Desperté y abrí mi experimento del día anterior para comprobar frustrado que los pequeños engendros no podían vivir sin humedad, pues se habían secado hasta el punto de parecer pasas, dejando como irreconocibles las características que había visto. De ahí que los empaquetaran con la maldita crema de garbanzos: necesitaban la humedad para vivir y eran demasiado vistosos como para simplemente ponerlos en una botella de agua. Estábamos siendo los conejillos de indias de algo terrible.

Tiré la bolsa de basura al contenedor y me fui al trabajo. Mi compañero, aquel que me recomendó el supermercado, tenía un aspecto terrible: estaba bastante pálido, sudoroso, con lo que parecía ser un sarpullido en el cuello y el vientre hinchado. Había venido a su puesto con casi cuarenta grados de fiebre; sin embargo, eso no le impidió traerse dos bolsas llenas con tarrinas de la maldita crema para comer después de su jornada. Cuando no comía bebía exhausto de una botella de agua, pues según me dijo, el popular producto daba mucha sed.

“Se han agotado las existencias en la tienda”, comentó mientras masticaba sin mirarme a la cara. “Esta tarde traerán más”.

“Tienes que dejar de comer esa porquería”, le dije. “No te está sentando bien”.

No me hizo caso; estaba demasiado absorto comiendo.

“¿Me estás oyendo?”.

Hizo un descanso para beber.

Suspiré frustrado. ¿Qué se suponía que iba a hacer para que la gente entrara en razón? La única opción que tenía era enseñar una de esas cosas en el supermercado, cuando estuviera lleno. Y eso era lo que iba a hacer. Pero el supermercado ya no tenía más por el momento.
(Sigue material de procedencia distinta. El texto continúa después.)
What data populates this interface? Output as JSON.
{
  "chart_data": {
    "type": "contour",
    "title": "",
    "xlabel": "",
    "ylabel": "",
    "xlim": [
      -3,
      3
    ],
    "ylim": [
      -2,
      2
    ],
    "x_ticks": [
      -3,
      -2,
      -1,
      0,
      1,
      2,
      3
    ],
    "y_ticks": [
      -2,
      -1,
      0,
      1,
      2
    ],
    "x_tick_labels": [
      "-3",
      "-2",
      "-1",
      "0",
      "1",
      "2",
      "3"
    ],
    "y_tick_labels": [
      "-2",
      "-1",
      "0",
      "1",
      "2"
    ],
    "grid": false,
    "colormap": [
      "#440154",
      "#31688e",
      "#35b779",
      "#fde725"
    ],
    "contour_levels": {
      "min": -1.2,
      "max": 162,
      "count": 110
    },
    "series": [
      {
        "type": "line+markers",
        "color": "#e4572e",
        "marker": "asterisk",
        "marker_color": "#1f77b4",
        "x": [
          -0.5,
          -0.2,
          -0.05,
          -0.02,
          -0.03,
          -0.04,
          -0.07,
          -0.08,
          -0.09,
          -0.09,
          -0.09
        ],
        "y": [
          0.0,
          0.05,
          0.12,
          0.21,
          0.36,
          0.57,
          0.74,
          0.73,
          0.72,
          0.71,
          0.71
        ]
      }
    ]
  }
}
Sintiéndome culpable por tener que volverlo a hacer, al terminar mi turno me acerqué al callejón de la trastienda del centro comercial donde trabajo. Lo abrí y busqué con la mirada, esperando no tener que usar mucho las manos. Comencé a escuchar un sonido muy fuerte, similar al gruñido de un estómago, seguido por unos pasos torpes. Me giré para ver a mi compañero de trabajo a mis espaldas, empapado en sudor y sujetándose el vientre con ambas manos.

“Necesitas ayuda”, contesté apresurado. “Te voy a llevar a emergencias”.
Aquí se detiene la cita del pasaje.